J Oral Maxillofac Surg. 1995 Feb;53(2):149-57. doi: 10.1016/0278-2391(95)90393-3.
This article describes the technique of columellar lengthening using a cartilaginous strut in patients with a severely deformed bilateral cleft lip-associated nose.
When the upper lip is not deficient, and especially when resection of lip scar tissue is indicated, the Millard forked flap technique is recommended. Advancement of the prolabium into the columella for lengthening, combined with an Abbé flap for upper lip reconstruction, is indicated when a deficient upper lip is unable to provide adequate donor tissue. A cartilaginous strut is inserted behind the forked flap or the advanced prolabium. According to the age of the patient, septal cartilage, costal cartilage, or ear cartilage is selected. Ten patients with a severely deformed bilateral cleft lip-associated nose underwent these procedures.

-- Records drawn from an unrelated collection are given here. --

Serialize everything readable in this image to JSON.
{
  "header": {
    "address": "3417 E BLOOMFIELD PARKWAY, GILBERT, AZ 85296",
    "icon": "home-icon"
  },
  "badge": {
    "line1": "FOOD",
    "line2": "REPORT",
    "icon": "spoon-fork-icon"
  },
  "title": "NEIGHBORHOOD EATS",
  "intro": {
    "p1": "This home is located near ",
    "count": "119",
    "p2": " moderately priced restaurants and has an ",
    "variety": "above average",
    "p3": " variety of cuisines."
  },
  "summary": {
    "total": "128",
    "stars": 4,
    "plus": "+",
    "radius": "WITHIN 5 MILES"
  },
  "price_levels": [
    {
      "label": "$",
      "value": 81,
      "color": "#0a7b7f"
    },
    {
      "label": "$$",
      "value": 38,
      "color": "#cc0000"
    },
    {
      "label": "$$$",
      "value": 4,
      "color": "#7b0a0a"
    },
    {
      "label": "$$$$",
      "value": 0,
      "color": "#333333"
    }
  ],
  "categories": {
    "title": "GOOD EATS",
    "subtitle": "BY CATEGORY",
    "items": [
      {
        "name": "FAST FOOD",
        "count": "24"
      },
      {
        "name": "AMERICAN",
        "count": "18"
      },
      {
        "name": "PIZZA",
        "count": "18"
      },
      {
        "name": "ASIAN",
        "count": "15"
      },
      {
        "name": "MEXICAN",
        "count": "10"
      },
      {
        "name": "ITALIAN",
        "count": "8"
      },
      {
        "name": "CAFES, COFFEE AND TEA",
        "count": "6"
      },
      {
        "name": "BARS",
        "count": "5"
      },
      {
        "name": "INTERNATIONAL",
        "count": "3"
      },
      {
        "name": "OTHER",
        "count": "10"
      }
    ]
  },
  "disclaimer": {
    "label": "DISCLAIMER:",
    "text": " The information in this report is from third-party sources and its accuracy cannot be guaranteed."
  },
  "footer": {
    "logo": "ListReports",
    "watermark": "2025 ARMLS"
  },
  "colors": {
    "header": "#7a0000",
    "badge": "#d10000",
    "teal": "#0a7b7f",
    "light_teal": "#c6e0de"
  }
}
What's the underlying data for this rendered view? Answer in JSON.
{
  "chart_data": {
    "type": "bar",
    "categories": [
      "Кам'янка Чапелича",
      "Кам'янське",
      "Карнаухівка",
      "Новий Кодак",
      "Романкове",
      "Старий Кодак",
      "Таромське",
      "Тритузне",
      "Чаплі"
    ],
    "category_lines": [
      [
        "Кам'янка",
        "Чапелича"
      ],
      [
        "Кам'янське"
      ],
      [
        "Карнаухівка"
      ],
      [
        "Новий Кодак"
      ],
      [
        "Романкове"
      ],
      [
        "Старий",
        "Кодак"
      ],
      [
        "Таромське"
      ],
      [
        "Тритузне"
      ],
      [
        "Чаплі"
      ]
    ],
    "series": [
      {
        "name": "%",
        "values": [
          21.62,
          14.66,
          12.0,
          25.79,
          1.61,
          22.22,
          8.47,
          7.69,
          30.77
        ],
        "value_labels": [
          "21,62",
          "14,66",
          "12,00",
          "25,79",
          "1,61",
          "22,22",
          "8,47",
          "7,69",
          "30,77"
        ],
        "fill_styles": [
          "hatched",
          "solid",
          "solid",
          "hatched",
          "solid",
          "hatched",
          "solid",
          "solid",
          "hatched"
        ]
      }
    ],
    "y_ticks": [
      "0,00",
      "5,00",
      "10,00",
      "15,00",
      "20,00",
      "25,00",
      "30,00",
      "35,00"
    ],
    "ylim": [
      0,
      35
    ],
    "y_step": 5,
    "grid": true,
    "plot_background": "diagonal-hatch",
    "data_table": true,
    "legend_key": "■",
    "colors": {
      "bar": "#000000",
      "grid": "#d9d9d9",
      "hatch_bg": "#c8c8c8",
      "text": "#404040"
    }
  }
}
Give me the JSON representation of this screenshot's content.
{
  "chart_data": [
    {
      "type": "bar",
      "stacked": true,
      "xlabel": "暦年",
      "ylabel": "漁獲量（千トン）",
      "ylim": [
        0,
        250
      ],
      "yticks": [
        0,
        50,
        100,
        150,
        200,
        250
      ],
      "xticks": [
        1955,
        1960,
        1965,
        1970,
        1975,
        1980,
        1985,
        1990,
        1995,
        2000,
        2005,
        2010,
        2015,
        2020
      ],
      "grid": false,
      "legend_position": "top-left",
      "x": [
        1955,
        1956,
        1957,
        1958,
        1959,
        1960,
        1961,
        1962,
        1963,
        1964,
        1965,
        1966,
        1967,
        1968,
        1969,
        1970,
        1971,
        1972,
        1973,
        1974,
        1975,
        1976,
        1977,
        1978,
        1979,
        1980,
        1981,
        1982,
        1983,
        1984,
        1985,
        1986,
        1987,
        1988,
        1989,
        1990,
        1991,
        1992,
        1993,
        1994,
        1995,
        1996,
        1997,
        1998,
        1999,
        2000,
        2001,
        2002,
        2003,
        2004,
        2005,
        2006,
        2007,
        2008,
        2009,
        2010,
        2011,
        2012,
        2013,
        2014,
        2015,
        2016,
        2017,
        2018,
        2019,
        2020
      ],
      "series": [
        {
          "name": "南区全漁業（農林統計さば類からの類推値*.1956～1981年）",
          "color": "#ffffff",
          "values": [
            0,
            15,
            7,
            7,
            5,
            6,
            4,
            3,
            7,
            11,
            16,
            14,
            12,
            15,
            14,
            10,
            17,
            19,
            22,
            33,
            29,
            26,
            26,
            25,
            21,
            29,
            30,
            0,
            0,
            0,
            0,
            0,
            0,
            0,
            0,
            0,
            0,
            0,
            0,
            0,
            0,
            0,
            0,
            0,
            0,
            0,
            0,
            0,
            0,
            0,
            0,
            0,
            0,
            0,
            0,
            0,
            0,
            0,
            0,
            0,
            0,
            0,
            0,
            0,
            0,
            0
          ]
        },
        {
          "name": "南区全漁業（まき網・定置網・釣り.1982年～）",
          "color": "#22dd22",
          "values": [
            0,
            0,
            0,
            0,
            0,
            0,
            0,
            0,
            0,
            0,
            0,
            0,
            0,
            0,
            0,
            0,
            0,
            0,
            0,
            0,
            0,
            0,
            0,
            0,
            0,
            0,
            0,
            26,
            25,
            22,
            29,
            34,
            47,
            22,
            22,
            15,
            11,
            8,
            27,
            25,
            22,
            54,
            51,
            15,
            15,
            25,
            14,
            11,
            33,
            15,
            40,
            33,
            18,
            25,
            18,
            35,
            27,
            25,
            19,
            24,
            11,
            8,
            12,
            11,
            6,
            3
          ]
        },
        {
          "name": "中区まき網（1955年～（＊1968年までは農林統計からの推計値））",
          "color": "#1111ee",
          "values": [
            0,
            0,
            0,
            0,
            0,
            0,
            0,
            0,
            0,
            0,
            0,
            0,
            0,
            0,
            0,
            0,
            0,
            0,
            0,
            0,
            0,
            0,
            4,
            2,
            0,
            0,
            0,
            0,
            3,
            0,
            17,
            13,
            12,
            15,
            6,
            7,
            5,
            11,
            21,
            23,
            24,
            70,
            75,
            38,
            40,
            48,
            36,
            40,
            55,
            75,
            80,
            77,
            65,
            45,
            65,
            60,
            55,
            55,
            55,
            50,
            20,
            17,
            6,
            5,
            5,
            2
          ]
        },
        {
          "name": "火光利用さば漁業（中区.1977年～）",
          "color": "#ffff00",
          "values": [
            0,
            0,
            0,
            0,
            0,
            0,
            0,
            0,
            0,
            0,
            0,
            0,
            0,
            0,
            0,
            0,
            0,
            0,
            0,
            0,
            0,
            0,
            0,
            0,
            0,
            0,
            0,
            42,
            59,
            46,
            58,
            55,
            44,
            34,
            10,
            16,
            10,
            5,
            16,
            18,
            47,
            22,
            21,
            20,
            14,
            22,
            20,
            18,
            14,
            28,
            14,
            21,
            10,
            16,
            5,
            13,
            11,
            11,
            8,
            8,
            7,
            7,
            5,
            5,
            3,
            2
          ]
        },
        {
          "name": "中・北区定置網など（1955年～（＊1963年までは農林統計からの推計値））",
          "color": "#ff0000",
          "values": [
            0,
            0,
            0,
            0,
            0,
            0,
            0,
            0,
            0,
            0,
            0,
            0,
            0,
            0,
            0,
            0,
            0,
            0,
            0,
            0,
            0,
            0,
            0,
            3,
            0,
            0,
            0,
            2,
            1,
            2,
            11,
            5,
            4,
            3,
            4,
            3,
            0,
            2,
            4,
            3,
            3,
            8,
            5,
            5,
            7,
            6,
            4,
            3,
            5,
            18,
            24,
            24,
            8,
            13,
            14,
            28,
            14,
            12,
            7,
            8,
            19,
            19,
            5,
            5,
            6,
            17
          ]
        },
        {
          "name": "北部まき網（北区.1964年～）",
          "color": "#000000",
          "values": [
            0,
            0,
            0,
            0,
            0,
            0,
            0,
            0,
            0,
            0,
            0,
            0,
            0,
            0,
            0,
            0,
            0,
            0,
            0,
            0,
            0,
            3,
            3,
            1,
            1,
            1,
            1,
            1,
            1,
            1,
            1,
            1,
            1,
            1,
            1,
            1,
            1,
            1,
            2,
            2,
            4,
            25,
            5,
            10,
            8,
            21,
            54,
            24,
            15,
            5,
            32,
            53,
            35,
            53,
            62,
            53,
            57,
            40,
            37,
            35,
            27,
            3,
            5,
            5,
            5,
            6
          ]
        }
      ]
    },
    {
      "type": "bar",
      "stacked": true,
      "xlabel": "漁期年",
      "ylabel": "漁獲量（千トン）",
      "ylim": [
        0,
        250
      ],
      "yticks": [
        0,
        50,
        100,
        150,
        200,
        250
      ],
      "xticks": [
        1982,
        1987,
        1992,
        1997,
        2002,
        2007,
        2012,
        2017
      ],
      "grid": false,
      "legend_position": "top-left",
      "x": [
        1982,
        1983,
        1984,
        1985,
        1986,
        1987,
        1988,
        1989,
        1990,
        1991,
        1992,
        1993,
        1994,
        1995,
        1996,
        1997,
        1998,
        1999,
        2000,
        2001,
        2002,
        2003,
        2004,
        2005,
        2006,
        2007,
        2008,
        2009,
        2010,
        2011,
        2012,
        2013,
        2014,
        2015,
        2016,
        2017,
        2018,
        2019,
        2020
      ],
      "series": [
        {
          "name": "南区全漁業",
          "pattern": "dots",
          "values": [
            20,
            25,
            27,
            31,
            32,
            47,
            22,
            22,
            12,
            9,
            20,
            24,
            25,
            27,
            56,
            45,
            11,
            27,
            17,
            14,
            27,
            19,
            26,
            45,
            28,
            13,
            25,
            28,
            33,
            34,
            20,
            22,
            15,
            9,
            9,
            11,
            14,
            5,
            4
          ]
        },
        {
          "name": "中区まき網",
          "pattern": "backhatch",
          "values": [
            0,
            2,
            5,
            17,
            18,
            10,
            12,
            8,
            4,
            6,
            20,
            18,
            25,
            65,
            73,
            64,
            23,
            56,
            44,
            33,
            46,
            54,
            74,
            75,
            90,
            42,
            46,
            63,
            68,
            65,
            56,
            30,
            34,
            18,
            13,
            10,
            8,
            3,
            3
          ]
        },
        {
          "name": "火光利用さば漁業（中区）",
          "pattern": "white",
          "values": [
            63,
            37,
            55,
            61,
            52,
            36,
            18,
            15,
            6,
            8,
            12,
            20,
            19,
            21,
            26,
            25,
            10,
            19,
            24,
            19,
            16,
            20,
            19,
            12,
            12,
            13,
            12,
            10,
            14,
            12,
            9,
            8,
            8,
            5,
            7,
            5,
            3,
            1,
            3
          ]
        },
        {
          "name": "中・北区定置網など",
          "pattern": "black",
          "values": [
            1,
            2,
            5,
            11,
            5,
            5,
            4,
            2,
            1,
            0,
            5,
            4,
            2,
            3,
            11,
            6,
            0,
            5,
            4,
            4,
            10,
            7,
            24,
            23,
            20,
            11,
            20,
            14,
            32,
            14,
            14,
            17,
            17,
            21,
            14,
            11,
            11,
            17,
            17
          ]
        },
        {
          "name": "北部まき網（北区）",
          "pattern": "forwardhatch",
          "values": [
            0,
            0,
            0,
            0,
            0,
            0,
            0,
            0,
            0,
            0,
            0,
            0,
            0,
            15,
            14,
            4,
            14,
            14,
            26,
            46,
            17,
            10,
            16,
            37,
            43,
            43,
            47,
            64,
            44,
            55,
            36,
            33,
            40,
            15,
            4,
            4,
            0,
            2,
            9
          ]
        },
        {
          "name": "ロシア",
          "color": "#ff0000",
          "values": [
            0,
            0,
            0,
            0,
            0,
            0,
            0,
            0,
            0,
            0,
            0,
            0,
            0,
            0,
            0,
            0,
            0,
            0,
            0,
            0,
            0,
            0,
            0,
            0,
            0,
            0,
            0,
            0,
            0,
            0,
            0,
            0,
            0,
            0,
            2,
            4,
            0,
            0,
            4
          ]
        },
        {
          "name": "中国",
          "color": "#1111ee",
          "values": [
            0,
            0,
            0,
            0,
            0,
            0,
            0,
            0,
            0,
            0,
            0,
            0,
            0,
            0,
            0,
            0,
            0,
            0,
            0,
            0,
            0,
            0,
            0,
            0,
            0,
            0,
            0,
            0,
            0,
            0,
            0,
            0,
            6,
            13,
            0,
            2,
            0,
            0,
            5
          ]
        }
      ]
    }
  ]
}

In each case, the columella was lengthened satisfactorily. In four patients, the scar became hypertrophic at the base of the columella and scar revision was performed secondarily.
A cartilaginous strut is the key to avoiding the tendency toward retraction or thickening of the lengthened columella. It gives a slight lift to the tip, provides more definition, and improves the columellar contour.